For feeding plates, use standard NGM agar plus the following ingredients:

Carbenicillin to 25 µg/ml final concentration
IPTG to 1 mM final concentration

Plates are poured fresh 1-3 days before use.

Feeding Protocol (from Kamath et al. (2000) Genome Biology, 2, 1-10):

1. Pick and grow bacteria 6 hours - overnight (but no longer than 18 hours) in LB + 50 µg/ml ampicillin, seed onto NGM agar plates including additives (above). (Do not add IPTG or tetracycline to the liquid culture, as this will reduce the RNAi effect.). Bacterial cultures grown shorter times (6 hours) sometimes give better results. The lawn quality is improved if the culture is dried quickly by leaving the lids off for about 20 minutes after seeding, but we don't know if this affects the RNAi effect. We also have anecdotal evidence that plates poured at least 1 week before use work better than freshly poured plates.

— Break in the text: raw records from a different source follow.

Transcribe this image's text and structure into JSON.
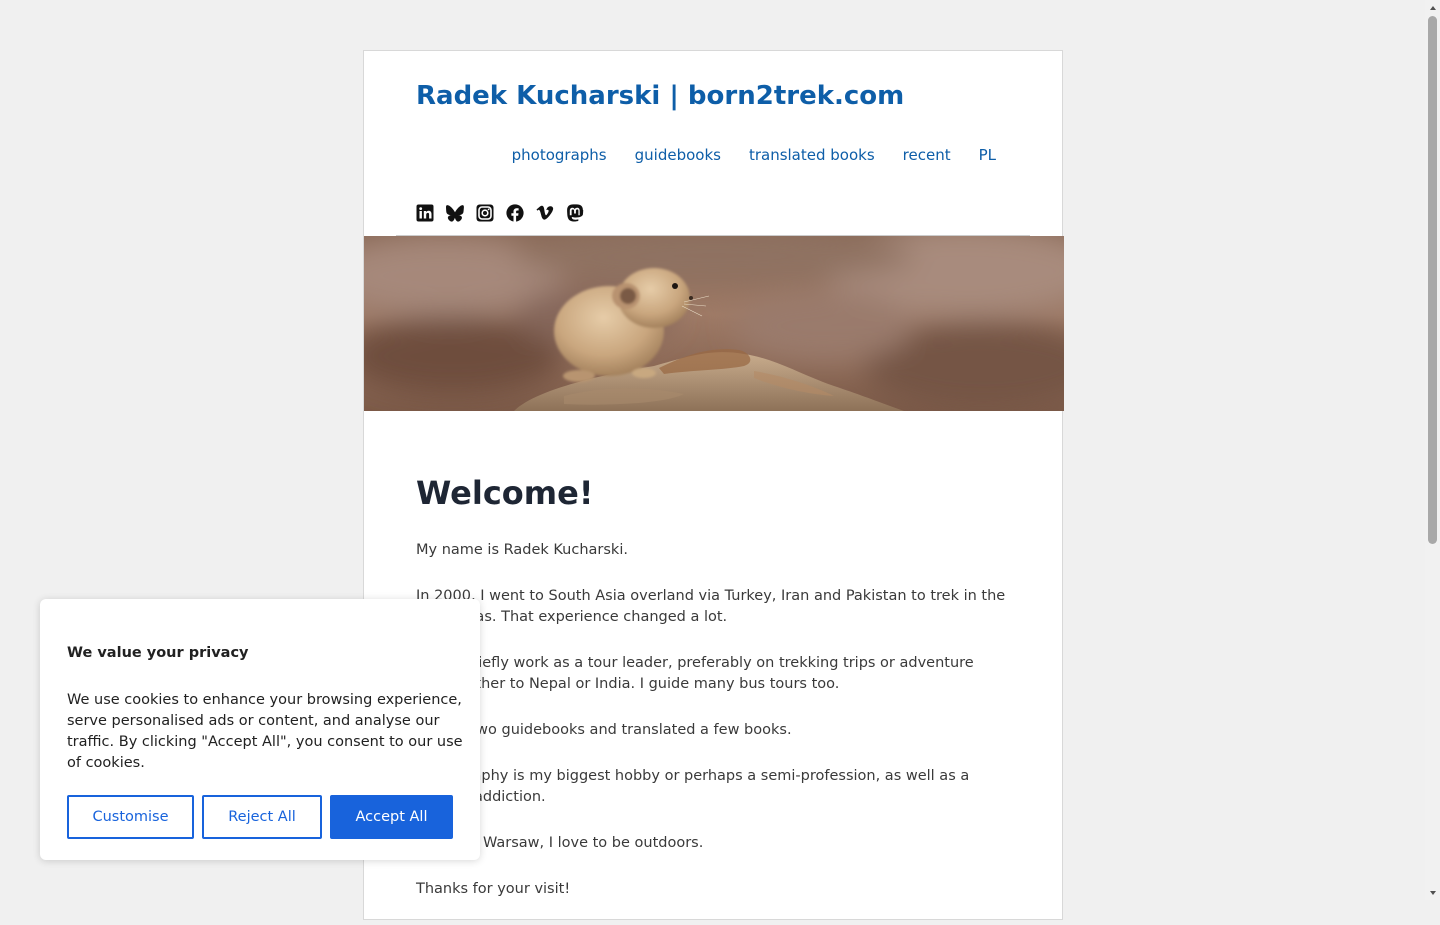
{
  "site": {
    "title": "Radek Kucharski | born2trek.com"
  },
  "nav": {
    "items": [
      "photographs",
      "guidebooks",
      "translated books",
      "recent",
      "PL"
    ]
  },
  "social": {
    "icons": [
      "linkedin-icon",
      "bluesky-icon",
      "instagram-icon",
      "facebook-icon",
      "vimeo-icon",
      "mastodon-icon"
    ]
  },
  "hero": {
    "alt": "Pika sitting on a rock"
  },
  "main": {
    "heading": "Welcome!",
    "paragraphs": [
      "My name is Radek Kucharski.",
      "In 2000, I went to South Asia overland via Turkey, Iran and Pakistan to trek in the Himalayas. That experience changed a lot.",
      "Now I chiefly work as a tour leader, preferably on trekking trips or adventure tours, either to Nepal or India. I guide many bus tours too.",
      "I wrote two guidebooks and translated a few books.",
      "Photography is my biggest hobby or perhaps a semi-profession, as well as a lifelong addiction.",
      "Based in Warsaw, I love to be outdoors.",
      "Thanks for your visit!"
    ]
  },
  "cookie": {
    "title": "We value your privacy",
    "text": "We use cookies to enhance your browsing experience, serve personalised ads or content, and analyse our traffic. By clicking \"Accept All\", you consent to our use of cookies.",
    "customise": "Customise",
    "reject": "Reject All",
    "accept": "Accept All"
  },
  "colors": {
    "link": "#0e5ea8",
    "heading": "#1e2634",
    "button": "#1863dc",
    "background": "#f0f0f0"
  }
}
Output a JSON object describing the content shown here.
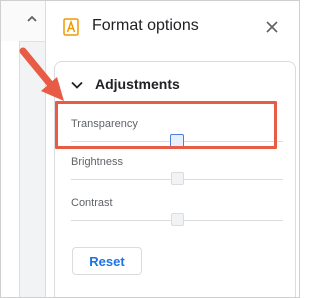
{
  "panel": {
    "title": "Format options",
    "icon": "format-options-icon",
    "close_icon": "close-icon"
  },
  "section": {
    "title": "Adjustments",
    "expanded": true
  },
  "sliders": [
    {
      "label": "Transparency",
      "value": 0.5,
      "active": true
    },
    {
      "label": "Brightness",
      "value": 0.5,
      "active": false
    },
    {
      "label": "Contrast",
      "value": 0.5,
      "active": false
    }
  ],
  "buttons": {
    "reset_label": "Reset"
  },
  "colors": {
    "accent": "#1a73e8",
    "annotation": "#e85b44",
    "icon_orange": "#f29900"
  }
}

2. Let dry and induce overnight at room temperature.

3. The following day, transfer an L4-stage hermaphrodite onto first plate, minimizing the amount of OP50 bacteria transferred (we usually wash worms in M9 buffer and then aliquot them directly onto plates). Leave 72 hours at 15°C (or 36-40 hours at 22°C) for RNAi to take effect, then replica plate adult onto another plate seeded with the same bacteria. After 24 hours, remove the adult from the replica and score the progeny for phenotypes. Alternatively, aliquot embryos or larvae onto the feeding plates and score them later. 

4. Note on temperature:
We have observed that some genes give different phenotypes at 15°C vs 22°C; thus, it may be worthwhile to test a given gene using both conditions.